The fact that $\bf N$ is well-ordered and totally-ordered poses no obstruction to putting a uniform probability distribution on the naturals. Rather, it is the countableness of $\bf N$ that precludes such.
The reason is that by definition such a probability measure $\mu(\cdot)$ must be countably additive:
$$\mu\left(\sum_{i=1}^\infty A_i\right)=\sum_{i=1}^\infty \mu(A_i)$$
for any family $\{A_i\}$ of pairwise disjoint subsets $A_i\subseteq\bf N$. Let $p\in[0,1]$ be the probability of picking a given individual natural number; then
$$1=\mu({\bf N})=\sum_{n\in{\bf N}}\mu(\{n\})=\sum_{n=1}^\infty p=\begin{cases}\infty & p>0 \\ 0 & p=0,\end{cases}$$ which is absurd.
At this point there are a number of possible ways to go around this obstacle. The typical way is to settle for a finitely-additive but not countably-additive measure, namely asymptotic density. This can be defined as $\mu(A):=\lim_{n\to\infty}|A\cap\{1,2,\cdots,n\}|/n$. The natural density exists only for particularly nice sets. It might be more natural to augment this device for $\bf Z$ instead of $\bf N$. We see from this that the ordering is actually helpful rather than harmful, and it predicts that the events of prime divisibility are independent. That is, $\mu(p{\bf Z}\cap q{\bf Z})=\mu(p{\bf Z})\cdot\mu(q{\bf Z})$ for distinct primes $p,q$.

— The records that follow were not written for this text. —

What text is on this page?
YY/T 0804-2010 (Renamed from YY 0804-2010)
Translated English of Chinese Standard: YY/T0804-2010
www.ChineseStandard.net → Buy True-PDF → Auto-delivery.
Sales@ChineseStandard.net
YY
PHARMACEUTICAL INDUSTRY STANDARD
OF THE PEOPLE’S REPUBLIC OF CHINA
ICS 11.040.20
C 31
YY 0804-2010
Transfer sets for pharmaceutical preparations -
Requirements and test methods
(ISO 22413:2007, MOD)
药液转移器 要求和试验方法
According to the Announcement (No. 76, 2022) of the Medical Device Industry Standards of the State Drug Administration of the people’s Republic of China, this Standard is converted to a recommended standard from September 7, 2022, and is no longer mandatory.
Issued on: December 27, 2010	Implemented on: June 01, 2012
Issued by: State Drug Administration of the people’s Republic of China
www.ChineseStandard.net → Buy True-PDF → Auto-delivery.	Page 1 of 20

Another route around the obstacle is to give up uniformness instead of countable-additivity - here we are channeling the combinatorial insight of Rota IIRC. Associating a probability distribution to the naturals is the same as associating positive values $a_n$ to each $n\in{\bf N}$ such that $\sum a_n=1$. In this way we obtain a parametrized family of probability distributions called zeta distributions:
$$\mu_s(A)=\frac{1}{\zeta(s)}\sum_{a\in A}\frac{1}{a^s}.$$
In this case, we again have divisibility by distinct primes as independent events. Often we can take the limit as $s\to1^+$; if the natural density of $A$ exists then $\lim_{s\to1^+}\mu_s(A)$ exists and is equal to it, but the limiting zeta measure is actually more general in that it exists in some cases where the natural density does not, so it is an even better choice. A related concept is Dirichlet density.
A third route around the obstacle is to change the setting. As remarked in the comments, the finite quotients of $\bf Z$ have uniform probability distributions and divisibility statements make sense in these contexts, but each quotient captures only so much information about $\bf Z$ locally - what if we could "patch" together the information from each local piece in a way that we obtain something even bigger than $\bf Z$ which admits a uniform probability measure?
We can, in fact, do this, with the profinite integers $\widehat{\bf Z}=\varprojlim{\bf Z}/n{\bf Z}$. As a profinite group under addition, it is topologically compact and carries a unique normalized Haar measure, this gives rise to a uniform probability distribution on $\widehat{\bf Z}$. In this setting $\bf Z$ by itself has measure $0$, but the fact that it's dense in the profinite integers suggests we should instead define a $\mu$ on $\bf Z$ by invoking topological closures: $\mu_{\bf Z}(A)=\mu_{\rm Haar}(\overline{A})$. Here once again the events of divisibility by distinct primes are independent. I'm curious myself of what other properties it has.
This is also a group-theoretic way of informally investigating, or generalizing, the question of what probability two "random" integers have of being coprime. Integers $n,m$ being coprime is equivalent to $\langle n,m\rangle=\bf Z$ i.e. $n$ and $m$ generate $\bf Z$ under addition, by Bezout. The probability $k$ randomly chosen elements of $\widehat{\bf Z}$ topologically generate the whole thing is $1/\zeta(k)$.
Even more tangentially, we say a profinite group $G$ is positively finitely generated (PFG) if for some $k$ there is a nonzero probability that $k$ randomly chosen elements topologically generate the whole group. This moves into the territory of zeta functions of groups. As it turns out, a group is PFG iff it is PMSG - the number of maximal subgroups grows at most linearly with index. There is a conjecture (Lucchini) that the zeta function of a f.g. profinite group is rational iff its Frattini subgroup has finite index.